The list of big names targeted by the ETF — in addition to Buffett, Druckenmiller and Tepper — will also include Dan Loeb and Paul Singer, among others, although the fund's allocations may not necessarily reflect the actual stakes of these big investors.
“If you think about the hedge fund world today, there are groups that focus on specific areas of expertise,” said Doug Clinton, CEO and founder of Intelligent Alpha. “In some ways, we’re recreating the basics of that structure, where we have these different inspirations from investors that we really respect.”
While the product’s ambitions stand out as particularly bold — even for the world of ETFs — it’s the latest attempt by Wall Street to use AI as a tool to generate wealth for investors of all stripes. Some leveraged funds already use chatbots for research and investment processes, and say AI can significantly reduce the time spent on monotonous tasks.
There is little evidence that AI is displacing investment units en masse, and much remains to be resolved when it comes to problems like chatbots making things up in their responses.
There’s also no evidence yet that AI-driven investments have an edge over passive investing. Of the 16 AI-focused ETFs in the U.S. tracked by Bloomberg Intelligence, only one has narrowly outperformed the S&P 500 this year: the Franklin Intelligent Machines ETF. The fund has returned 19% while the benchmark U.S. stock index has gained 18% through its last close.
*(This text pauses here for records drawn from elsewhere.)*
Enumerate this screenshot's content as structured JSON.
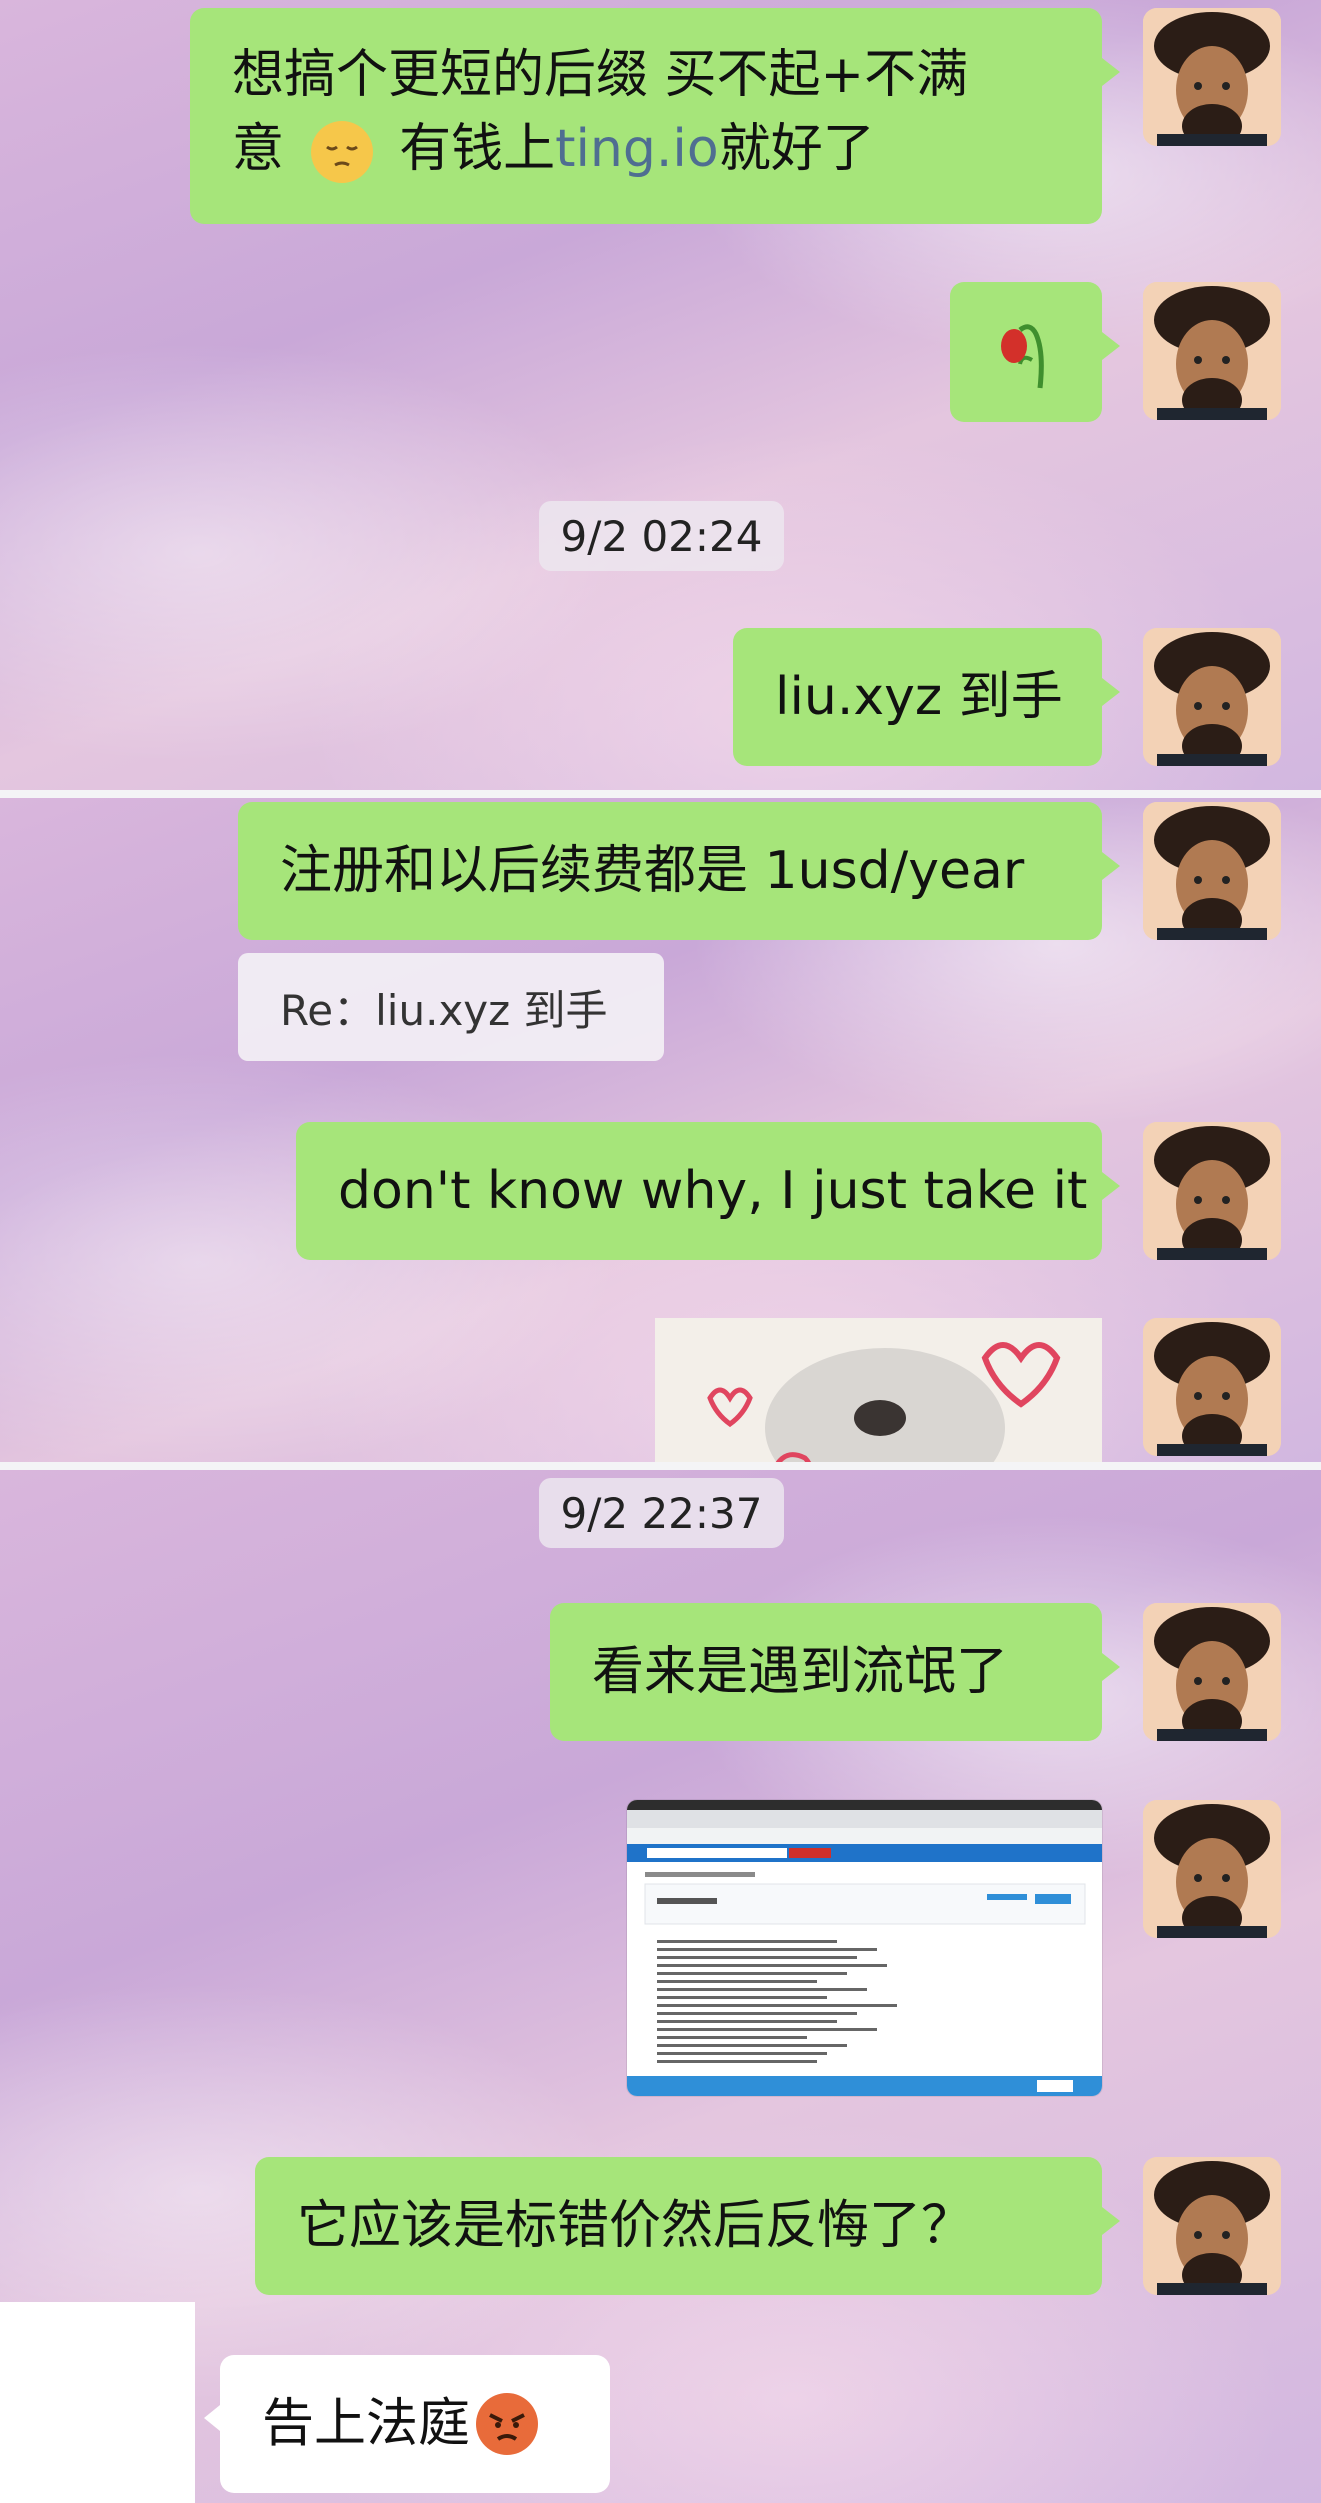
{
  "colors": {
    "my_bubble": "#a6e57a",
    "their_bubble": "#ffffff",
    "link": "#4f6e91"
  },
  "messages": {
    "m1": {
      "line1": "想搞个更短的后缀 买不起+不满",
      "pre": "意",
      "mid": "有钱上",
      "link": "ting.io",
      "post": "就好了",
      "emoji": "pensive-face"
    },
    "m2": {
      "sticker": "wilted-flower"
    },
    "m3": {
      "text": "liu.xyz 到手"
    },
    "m4": {
      "text": "注册和以后续费都是 1usd/year"
    },
    "m4_quote": {
      "text": "Re：liu.xyz 到手"
    },
    "m5": {
      "text": "don't know why, I just take it"
    },
    "m6": {
      "sticker": "cat-with-hearts"
    },
    "m7": {
      "text": "看来是遇到流氓了"
    },
    "m8": {
      "image": "browser-screenshot"
    },
    "m9": {
      "text": "它应该是标错价然后反悔了？"
    },
    "m10": {
      "text": "告上法庭",
      "emoji": "angry-face"
    }
  },
  "timestamps": {
    "t1": "9/2 02:24",
    "t2": "9/2 22:37"
  }
}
Furthermore, only one — the Global X Artificial Intelligence & Technology ETF — has attracted significant inflows, raising more than $1 billion this year. The runner-up, the Roundhill Generative AI & Technology ETF, has attracted $117 million. The rest have seen small positive or negative inflows year to date.
Intelligent Alpha’s Clinton says many of the other AI-based ETFs tend to rely on traditional machine learning techniques and may not yet have incorporated large language models like his fund. “This limits these strategies to a crowded market for quantitative insights,” he said.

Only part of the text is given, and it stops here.